Key Economic Indicators
| Indicator | Black | White | Context |
|---|
| Median net worth (Boston) | $8 | $247,500 | Non-immigrant Black vs. white |
| City contracts to Black-owned firms | 0.4% | — | Of $2.1B (5 years) |
| Pandemic unemployment filings (MA) | 15.2% | 7.0% | Peak period |
Key Terms & Definitions
- Reparations: Process to repair group harms through restitution, compensation, rehabilitation, satisfaction, and non-repetition.
- Redlining: HOLC/FHA practice grading areas to restrict credit, often by race.
- Thirdspace: Shared communal places shaping cultural narratives and belonging.
- School-to-prison pipeline: Exclusionary discipline contributing to justice system involvement.
- Social Vulnerability Index (SVI): CDC measure of community disaster vulnerability (0–1).
Action Items / Next Steps
- Establish local reparations structures aligned with NAARC criteria; support H.R. 40.
- Culture & Symbols: Rename spaces tied to slavery; expand monuments and inclusive curation; equitably fund Black-led arts.
- Housing: Enforce fair housing; expand family-sized affordable units; use 40B/40R strategically; curb displacement.

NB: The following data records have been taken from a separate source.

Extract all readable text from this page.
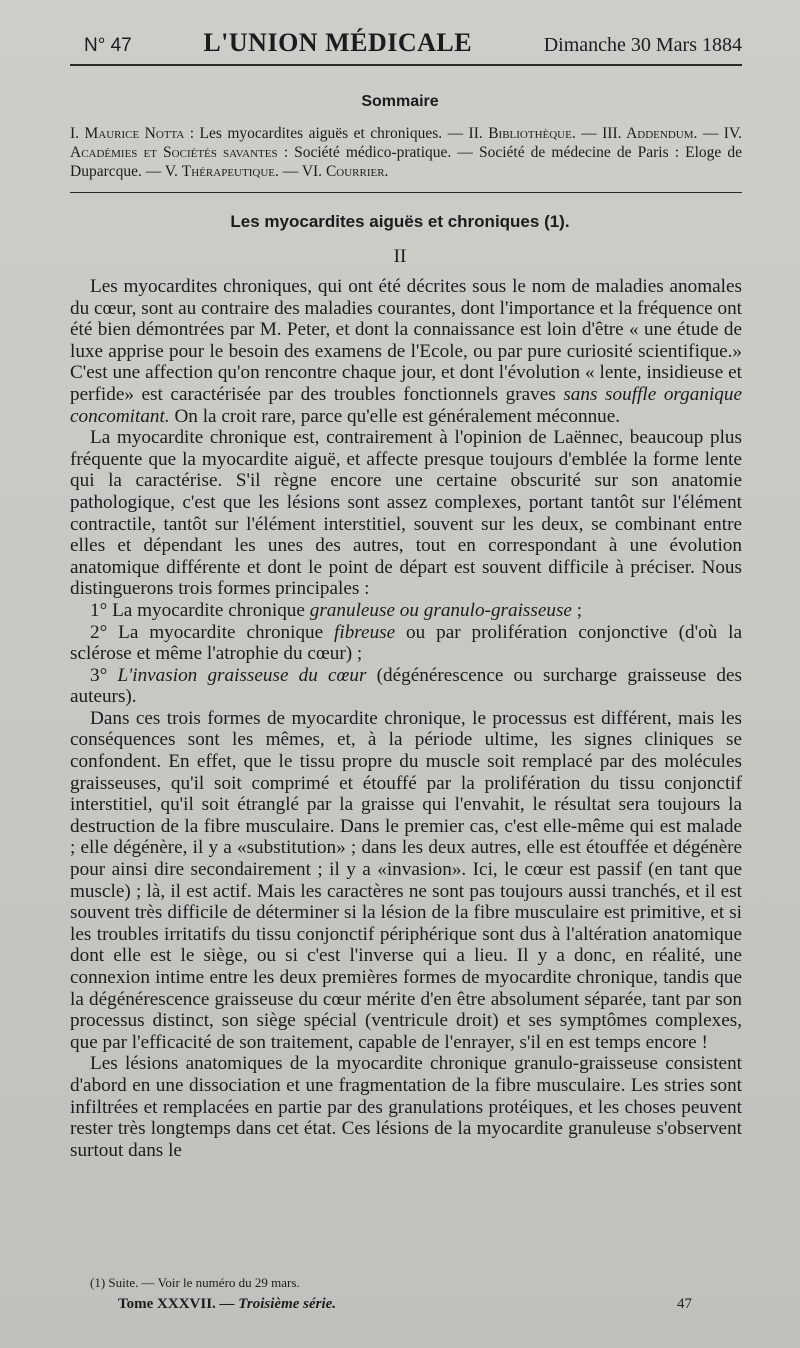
N° 47	L'UNION MÉDICALE	Dimanche 30 Mars 1884
Sommaire
I. Maurice Notta : Les myocardites aiguës et chroniques. — II. Bibliothèque. — III. Addendum. — IV. Académies et Sociétés savantes : Société médico-pratique. — Société de médecine de Paris : Eloge de Duparcque. — V. Thérapeutique. — VI. Courrier.
Les myocardites aiguës et chroniques (1).
II

Les myocardites chroniques, qui ont été décrites sous le nom de maladies anomales du cœur, sont au contraire des maladies courantes, dont l'importance et la fréquence ont été bien démontrées par M. Peter, et dont la connaissance est loin d'être « une étude de luxe apprise pour le besoin des examens de l'Ecole, ou par pure curiosité scientifique.» C'est une affection qu'on rencontre chaque jour, et dont l'évolution « lente, insidieuse et perfide» est caractérisée par des troubles fonctionnels graves sans souffle organique concomitant. On la croit rare, parce qu'elle est généralement méconnue.

La myocardite chronique est, contrairement à l'opinion de Laënnec, beaucoup plus fréquente que la myocardite aiguë, et affecte presque toujours d'emblée la forme lente qui la caractérise. S'il règne encore une certaine obscurité sur son anatomie pathologique, c'est que les lésions sont assez complexes, portant tantôt sur l'élément contractile, tantôt sur l'élément interstitiel, souvent sur les deux, se combinant entre elles et dépendant les unes des autres, tout en correspondant à une évolution anatomique différente et dont le point de départ est souvent difficile à préciser. Nous distinguerons trois formes principales :

1° La myocardite chronique granuleuse ou granulo-graisseuse ;

2° La myocardite chronique fibreuse ou par prolifération conjonctive (d'où la sclérose et même l'atrophie du cœur) ;

3° L'invasion graisseuse du cœur (dégénérescence ou surcharge graisseuse des auteurs).

Dans ces trois formes de myocardite chronique, le processus est différent, mais les conséquences sont les mêmes, et, à la période ultime, les signes cliniques se confondent. En effet, que le tissu propre du muscle soit remplacé par des molécules graisseuses, qu'il soit comprimé et étouffé par la prolifération du tissu conjonctif interstitiel, qu'il soit étranglé par la graisse qui l'envahit, le résultat sera toujours la destruction de la fibre musculaire. Dans le premier cas, c'est elle-même qui est malade ; elle dégénère, il y a «substitution» ; dans les deux autres, elle est étouffée et dégénère pour ainsi dire secondairement ; il y a «invasion». Ici, le cœur est passif (en tant que muscle) ; là, il est actif. Mais les caractères ne sont pas toujours aussi tranchés, et il est souvent très difficile de déterminer si la lésion de la fibre musculaire est primitive, et si les troubles irritatifs du tissu conjonctif périphérique sont dus à l'altération anatomique dont elle est le siège, ou si c'est l'inverse qui a lieu. Il y a donc, en réalité, une connexion intime entre les deux premières formes de myocardite chronique, tandis que la dégénérescence graisseuse du cœur mérite d'en être absolument séparée, tant par son processus distinct, son siège spécial (ventricule droit) et ses symptômes complexes, que par l'efficacité de son traitement, capable de l'enrayer, s'il en est temps encore !

Les lésions anatomiques de la myocardite chronique granulo-graisseuse consistent d'abord en une dissociation et une fragmentation de la fibre musculaire. Les stries sont infiltrées et remplacées en partie par des granulations protéiques, et les choses peuvent rester très longtemps dans cet état. Ces lésions de la myocardite granuleuse s'observent surtout dans le

(1) Suite. — Voir le numéro du 29 mars.
Tome XXXVII. — Troisième série.	47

- Transportation: Prioritize bus rapid transit, frequency, and fare equity in underserved areas; integrate land-use and climate resilience.
- Education: Fully implement Student Opportunity Act; expand wraparound supports; diversify teachers; reform discipline; redesign admissions with equity.
- Criminal Legal System: Increase transparency and accountability; diversify force; expand expungement; reform CORI impacts; reinvest cannabis revenues in harmed communities.
- Health: Target investments in high-SVI neighborhoods; expand culturally responsive care; address environmental burdens and food access.
- Income & Wealth: Increase city contracting with Black-owned firms; capital access for Black entrepreneurs; targeted cash and asset-building programs.